Numerous uncertainties remain as to the duration of the pandemic and health measures, and therefore their impact on the economic environment and purchasing power. Nevertheless, S&P anticipates a faster recovery of the Group's activity than that of other operators in the transport sector, as individual mobility should be favored. In addition, as S&P points out, the Group benefits from a portfolio of mainly concessive contracts with assets mainly located in city centers and shopping malls, with little exposure to generators in the travel and tourism sectors (airports, train stations, etc.). The Group has also begun discussions with its principals to redefine the economic balances of contracts that are currently being disrupted, as the legal environment of concessions offers better guarantees in this respect than in the case of leases in difficult contexts.
As a result, financial leverage should increase significantly in 2020 before returning to more usual levels as of 2021-2022 with the contemplated recovery. The Group, wishing to maintain a solid Investment Grade rating, will conduct its investment and dividend policy to respect the defined thresholds. The Group will rely on its large portfolio of existing infrastructure contracts (87%1 of Global Proportionate EBITDA in 2019), its sector and geographic diversification in 12 countries and the investment opportunities that will arise.

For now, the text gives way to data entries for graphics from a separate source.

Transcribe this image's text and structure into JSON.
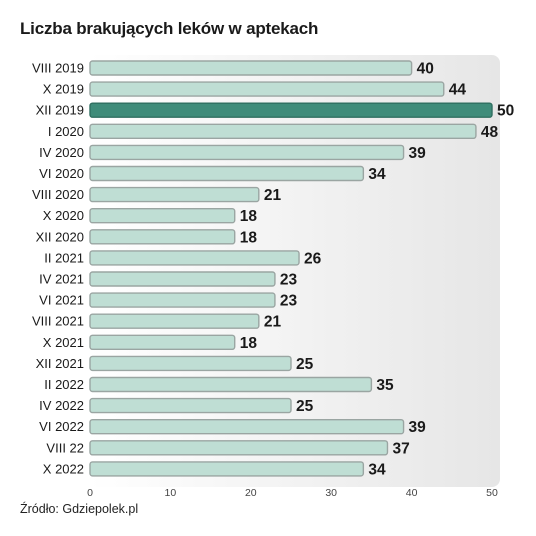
{
  "chart_data": {
    "type": "bar",
    "orientation": "horizontal",
    "title": "Liczba brakujących leków w aptekach",
    "source": "Źródło: Gdziepolek.pl",
    "categories": [
      "VIII 2019",
      "X 2019",
      "XII 2019",
      "I 2020",
      "IV 2020",
      "VI 2020",
      "VIII 2020",
      "X 2020",
      "XII 2020",
      "II 2021",
      "IV 2021",
      "VI 2021",
      "VIII 2021",
      "X 2021",
      "XII 2021",
      "II 2022",
      "IV 2022",
      "VI 2022",
      "VIII 22",
      "X 2022"
    ],
    "values": [
      40,
      44,
      50,
      48,
      39,
      34,
      21,
      18,
      18,
      26,
      23,
      23,
      21,
      18,
      25,
      35,
      25,
      39,
      37,
      34
    ],
    "highlight_index": 2,
    "xlim": [
      0,
      50
    ],
    "ticks": [
      0,
      10,
      20,
      30,
      40,
      50
    ],
    "grid": false,
    "colors": {
      "bar": "#bfded4",
      "bar_border": "#9aa5a2",
      "highlight": "#3f8c7a",
      "panel": "#efefef"
    }
  }
}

The full S&P Global Ratings rating is available at Credit Rating
Excluding MDS business unit that gathers OPnGO and INDIGO®weel, along with the IFRS 16 impact
|Analysts / investors contact:||Press contact:|
|Noe Poyet||Benjamin Voron|
|Tél: +33 1 49 03 13 04||Tel: +33 1 49 03 15 90|
|firstname.lastname@example.org ||benjamin.voron @group-indigo.com|
About reported financial figures
To make its performance easier to understand and to improve its presentation, the Group presents operational figures (revenue, EBITDA, operating income) on a “global proportionate” (GP) basis, including the Group's share of joint ventures (mainly in the USA, Colombia, Panama and Smovengo) as if they were consolidated proportionately and not under the equity method applied in accordance with IFRS when preparing the consolidated financial statements.
About Indigo Group
Indigo Group, holding about 100% of Indigo Infra, OPnGO and INDIGO® weel, is a key global player in car parking and urban mobility, that manages more than 2.4 million parking spaces and related services in 12 different countries. As of 31 December 2019, Indigo Group revenues and EBITDA amounted to €968.6 million and €351.3 million respectively (Global Proportionate figures).
Indigo Group is held at approximately 47.2% by Crédit Agricole Assurances, 32.9% by Vauban Infrastructure Partners, 14.2% by MEAG, 0.5% in treasury shares and the remainder by the management of the Group.